Case ID: fla_134/html/0503-01.html
Source: Caselaw Access Project
Author: {"author": "Buford, J.", "license": "Public Domain", "url": "https://static.case.law/"}
Date Created: 2024-08-24T03:29:51.129683

Van D. Patel, C. M. Cox, et al., v. Mrs. Julia Daniel, joined by her husband, B. L. Daniel, as next friend.
    184 So. 108.
    Division A.
    Opinion Filed October 10, 1938.
    Rehearing Denied November 8, 1938.
    
      
      C. M. Cox, for Appellants;
    
      Cecil A. Rountree, for Appellee.
   Buford, J.

The appeal is from final decree of foreclosure of a chattel mortgage subsequent to decree pro confesso entered by the court.

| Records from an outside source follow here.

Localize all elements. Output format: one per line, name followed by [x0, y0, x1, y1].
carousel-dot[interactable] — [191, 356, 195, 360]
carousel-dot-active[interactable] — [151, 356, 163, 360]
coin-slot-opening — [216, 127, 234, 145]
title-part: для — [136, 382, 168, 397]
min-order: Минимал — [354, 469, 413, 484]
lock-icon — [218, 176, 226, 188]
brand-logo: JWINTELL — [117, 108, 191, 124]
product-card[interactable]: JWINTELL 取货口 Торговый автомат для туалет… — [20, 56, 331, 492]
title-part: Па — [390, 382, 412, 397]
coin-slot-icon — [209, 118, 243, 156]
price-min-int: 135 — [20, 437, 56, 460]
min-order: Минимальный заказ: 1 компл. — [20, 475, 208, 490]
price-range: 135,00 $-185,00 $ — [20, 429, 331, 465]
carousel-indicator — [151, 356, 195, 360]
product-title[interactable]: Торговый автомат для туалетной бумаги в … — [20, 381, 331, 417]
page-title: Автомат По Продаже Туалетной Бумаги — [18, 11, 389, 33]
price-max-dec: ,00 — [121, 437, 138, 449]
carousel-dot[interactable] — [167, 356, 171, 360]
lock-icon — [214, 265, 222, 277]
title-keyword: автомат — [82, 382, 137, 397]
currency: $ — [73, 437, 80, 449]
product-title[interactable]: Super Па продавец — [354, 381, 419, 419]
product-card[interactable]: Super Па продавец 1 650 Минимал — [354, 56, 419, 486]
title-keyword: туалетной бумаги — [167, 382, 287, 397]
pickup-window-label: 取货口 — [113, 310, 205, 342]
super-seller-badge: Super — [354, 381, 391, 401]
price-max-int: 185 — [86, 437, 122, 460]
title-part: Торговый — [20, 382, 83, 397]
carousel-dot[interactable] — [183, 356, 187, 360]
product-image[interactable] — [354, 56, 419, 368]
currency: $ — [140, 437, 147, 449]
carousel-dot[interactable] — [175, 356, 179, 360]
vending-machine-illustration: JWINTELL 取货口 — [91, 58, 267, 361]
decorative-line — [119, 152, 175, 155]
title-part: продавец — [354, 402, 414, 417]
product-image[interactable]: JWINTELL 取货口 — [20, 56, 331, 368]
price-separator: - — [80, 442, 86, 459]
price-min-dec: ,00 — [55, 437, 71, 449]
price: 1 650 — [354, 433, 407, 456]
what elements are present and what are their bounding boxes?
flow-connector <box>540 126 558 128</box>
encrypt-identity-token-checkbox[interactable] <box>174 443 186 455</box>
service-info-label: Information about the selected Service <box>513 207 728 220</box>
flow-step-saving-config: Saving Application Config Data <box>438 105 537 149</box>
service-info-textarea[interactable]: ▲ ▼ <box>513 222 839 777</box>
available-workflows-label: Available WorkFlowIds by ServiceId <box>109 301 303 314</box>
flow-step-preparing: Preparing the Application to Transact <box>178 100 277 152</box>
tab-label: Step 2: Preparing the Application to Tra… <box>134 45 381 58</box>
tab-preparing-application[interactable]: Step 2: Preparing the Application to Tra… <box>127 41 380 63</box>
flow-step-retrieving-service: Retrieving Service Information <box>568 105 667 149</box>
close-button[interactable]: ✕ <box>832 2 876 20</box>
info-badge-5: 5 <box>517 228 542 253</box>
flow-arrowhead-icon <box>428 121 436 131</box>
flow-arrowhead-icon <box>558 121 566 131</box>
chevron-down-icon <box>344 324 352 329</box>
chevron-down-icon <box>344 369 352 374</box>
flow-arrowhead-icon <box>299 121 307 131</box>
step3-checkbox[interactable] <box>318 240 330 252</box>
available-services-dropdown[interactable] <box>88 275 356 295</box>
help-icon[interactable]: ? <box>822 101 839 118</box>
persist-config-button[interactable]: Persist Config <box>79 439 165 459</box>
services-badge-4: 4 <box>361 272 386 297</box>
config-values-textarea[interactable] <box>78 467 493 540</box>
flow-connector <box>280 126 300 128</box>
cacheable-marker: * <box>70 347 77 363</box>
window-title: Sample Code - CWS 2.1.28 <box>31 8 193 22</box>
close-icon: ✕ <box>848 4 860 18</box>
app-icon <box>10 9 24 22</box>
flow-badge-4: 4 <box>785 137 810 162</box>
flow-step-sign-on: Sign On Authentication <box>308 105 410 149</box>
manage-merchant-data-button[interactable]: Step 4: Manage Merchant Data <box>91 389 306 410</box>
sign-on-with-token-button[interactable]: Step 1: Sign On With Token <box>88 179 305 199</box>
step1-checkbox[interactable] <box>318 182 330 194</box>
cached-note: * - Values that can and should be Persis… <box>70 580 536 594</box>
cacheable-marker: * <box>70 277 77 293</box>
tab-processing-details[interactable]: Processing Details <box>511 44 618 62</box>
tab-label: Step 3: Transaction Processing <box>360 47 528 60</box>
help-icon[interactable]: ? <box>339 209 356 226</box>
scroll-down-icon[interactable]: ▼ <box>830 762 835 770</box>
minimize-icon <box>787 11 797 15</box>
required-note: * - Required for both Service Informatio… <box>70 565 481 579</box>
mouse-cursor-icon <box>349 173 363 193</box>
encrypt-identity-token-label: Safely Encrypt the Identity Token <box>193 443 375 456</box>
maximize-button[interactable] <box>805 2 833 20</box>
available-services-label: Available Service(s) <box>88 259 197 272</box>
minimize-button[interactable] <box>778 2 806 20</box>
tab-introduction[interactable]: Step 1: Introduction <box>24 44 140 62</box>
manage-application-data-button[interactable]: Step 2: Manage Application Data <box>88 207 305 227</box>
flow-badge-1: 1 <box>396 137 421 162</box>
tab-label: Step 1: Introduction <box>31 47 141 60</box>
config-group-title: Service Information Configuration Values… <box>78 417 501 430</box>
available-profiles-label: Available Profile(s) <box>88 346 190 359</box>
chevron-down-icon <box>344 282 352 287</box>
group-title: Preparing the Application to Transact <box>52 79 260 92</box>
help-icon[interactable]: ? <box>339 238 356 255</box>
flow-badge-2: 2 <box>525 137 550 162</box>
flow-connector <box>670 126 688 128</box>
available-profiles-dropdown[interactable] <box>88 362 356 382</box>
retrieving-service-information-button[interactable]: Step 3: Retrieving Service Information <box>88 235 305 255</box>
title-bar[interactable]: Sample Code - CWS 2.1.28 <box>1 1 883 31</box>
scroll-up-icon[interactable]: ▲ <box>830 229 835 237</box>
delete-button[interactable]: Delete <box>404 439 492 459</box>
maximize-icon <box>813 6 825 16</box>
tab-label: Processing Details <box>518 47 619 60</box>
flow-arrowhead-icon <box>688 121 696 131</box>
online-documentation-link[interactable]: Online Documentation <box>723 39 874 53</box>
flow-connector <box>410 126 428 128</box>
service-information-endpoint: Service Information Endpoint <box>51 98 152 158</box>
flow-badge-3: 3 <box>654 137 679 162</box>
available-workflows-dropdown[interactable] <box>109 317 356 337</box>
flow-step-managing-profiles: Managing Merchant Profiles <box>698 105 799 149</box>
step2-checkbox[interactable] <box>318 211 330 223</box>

A motion to dismiss the bill of complaint had been filed and denied. Thereafter motion to strike parts of the bill of complaint was filed, after which time, and after notice, complainant moved for the entry of decree pro confesso by the court, which motion, after hearing on same, was granted.

It may be that the appellants, defendants below, had a meritorious defense touching the priority of complainant’s alleged lien but if they had such defense it was not interposed either by answer or motion for compulsory amendment. The motion to strike was without merit and the granting of motion for a decree pro confesso, notwithstanding such motion, was without error.

The contention made that a chattel mortgage executed to secure a certain debt cannot upon the payment and discharge of that debt by parol agreement between the parties be made to apply to and secure the payment of a subsequently created debt as between the parties and others with notice, is not tenable; but the effectiveness thereof to secure the payment of the subsequently created debt would date from the time of the creation of the latter indebtedness, and what was a second mortgage, as to the involved mortgage, while it was securing the first debt, might become a prior lien to that mortgage when it became security for the second debt. The question of such priorities was not presented in the court below and there is nothing in the record on which we may base an adjudication contrary to the decree.

The entire record fails to disclose reversible error, so the decree is affirmed.

So ordered.

Affirmed.

Ellis, C. J., and Terrell, J., concur.

Whitfield, P. J., and Brown and Chapman, J. J., concur in the opinion and judgment.